Bill Murray Says Bob Woodward’s ‘Criminal’ Book About John Belushi Made Him Wonder if ‘They Framed Nixon’ | Video 

“The five pages I read, you know, made me want to, like, set fire to the whole thing,” Murray tells Joe Rogan

Bill Murray (The Joe Rogan Experience)
Bill Murray (The Joe Rogan Experience)

Bill Murray slammed Bob Woodward’s 1986 book “Wired: The Short Life and Fast Times of John Belushi” as “completely inaccurate” to the point that he began to wonder if “they framed Nixon” during an interview with Joe Rogan published on Saturday.

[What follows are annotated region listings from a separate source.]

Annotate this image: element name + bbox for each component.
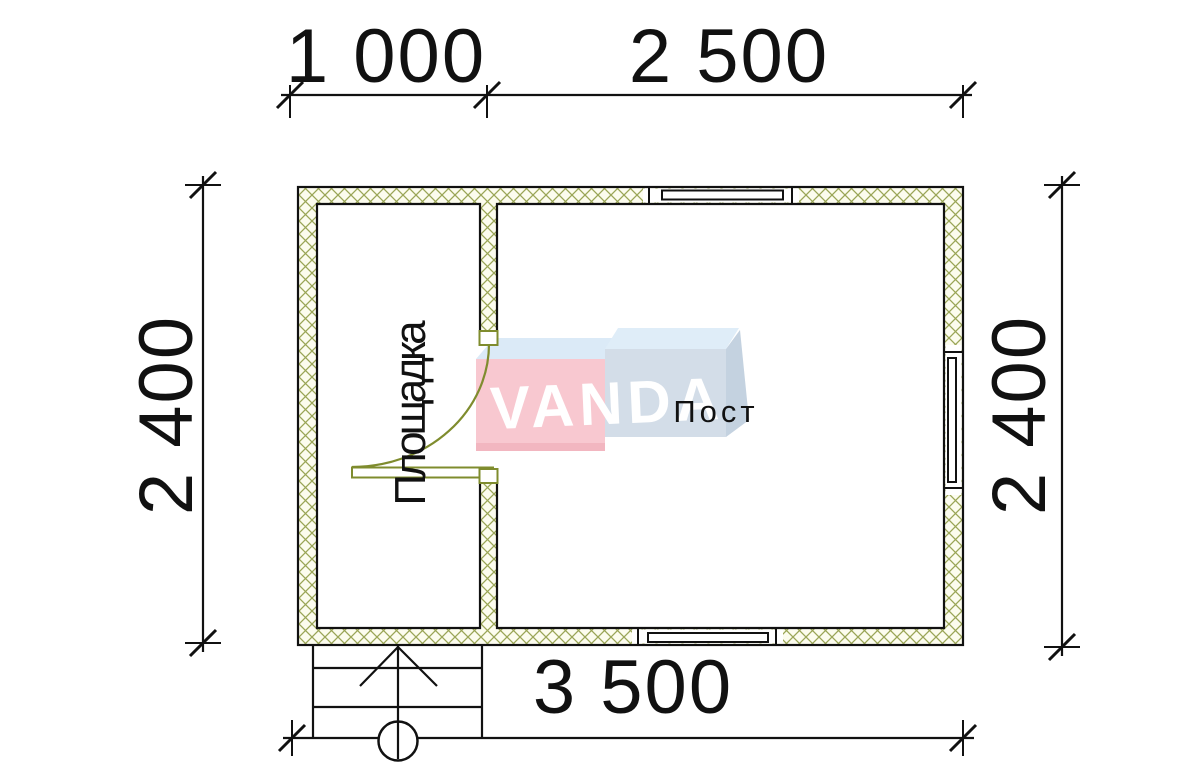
door-jamb-top [480,331,498,345]
vanda-logo: VANDA [476,328,749,451]
dim-label-top-right: 2 500 [629,14,829,99]
room-label-post: Пост [673,394,758,429]
window-right [945,345,963,495]
floor-plan-drawing: VANDA [0,0,1200,772]
dim-label-top-left: 1 000 [286,14,486,99]
floor-plan-page: VANDA [0,0,1200,772]
wall-left [298,187,317,645]
dim-label-left: 2 400 [124,315,209,515]
window-bottom [632,629,783,645]
room-label-vestibule: Площадка [386,320,435,506]
dim-label-bottom: 3 500 [533,645,733,730]
logo-pink-cube-bottom-edge [476,443,605,451]
wall-partition-lower [480,483,497,628]
window-top [643,188,799,204]
door-jamb-bottom [480,469,498,483]
wall-bottom [298,628,963,645]
dim-label-right: 2 400 [977,315,1062,515]
wall-top [298,187,963,204]
logo-blue-cube-top-face [605,328,739,349]
wall-partition-upper [480,204,497,331]
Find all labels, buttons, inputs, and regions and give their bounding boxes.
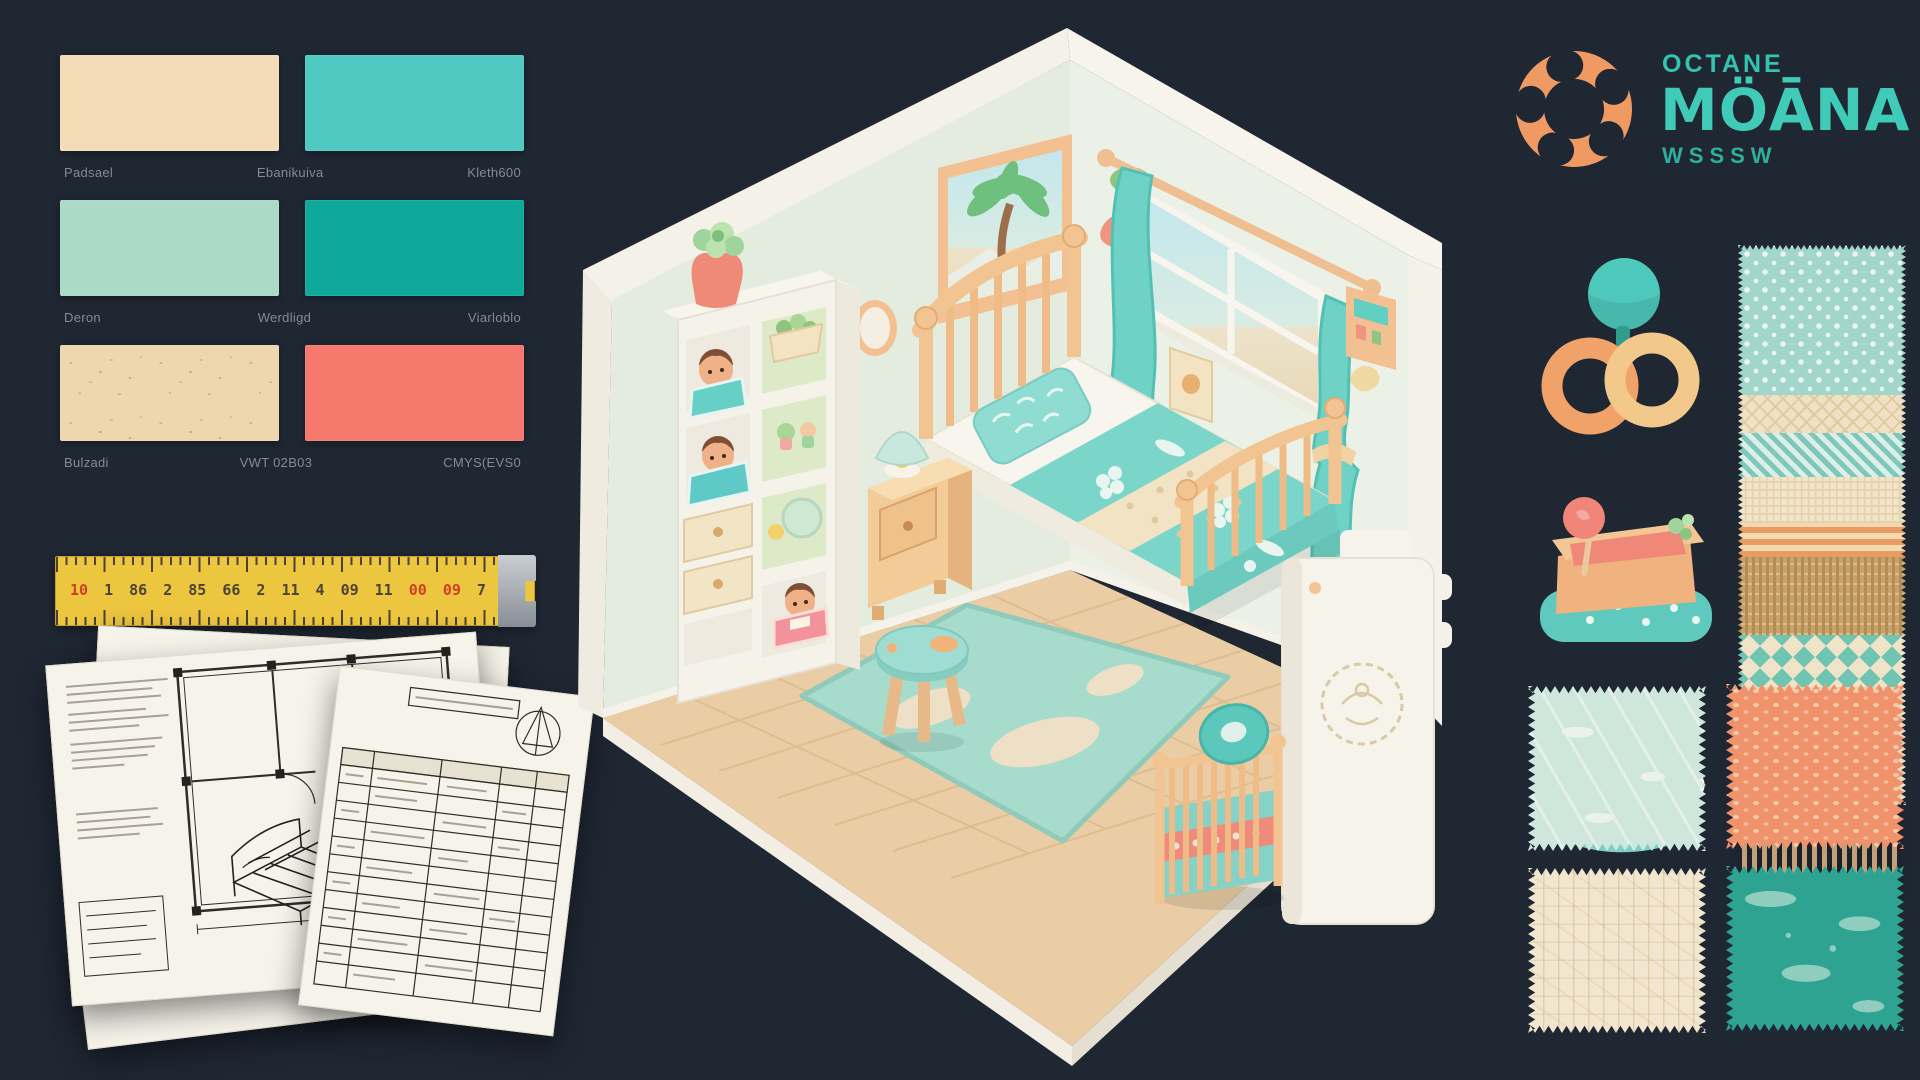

In comments that begin around the 1:15 mark, Murray said that the alleged inaccuracies in the book had him half-convinced “they framed Nixon.” He said he read “five pages of ‘Wired’” and “all of a sudden, I went, ‘Oh my God, if this is what he writes about my friend that I’ve known, you know, for half my adult life, which is completely inaccurate, talking to the people of the outer, outer circle, getting the story — what the hell could they have done to Nixon?’”

Murry continued in this vein and added, “I just felt like if he did this to my friend like this, and I acknowledge I only read five pages, but the five pages I read, you know, made me want to, like, set fire to the whole thing, James. Five pages I went, ‘If they if he did this to Belushi, what he did in Nixon’s is probably soiled for me too’.”

“I can’t take it,” he continued. “And I know you say, ‘Well, you could have two sources and everything like that’. But the two sources that he had, if he had them for the ‘Wired’ book, were so far outside the inner circle that it was it was criminal, cruel, and the reasoning for it is that the most famous person ever to come from Wheaton, Illinois, is John Belushi.”

Murray later added that Belushi “made whole people’s careers possible,” including his own.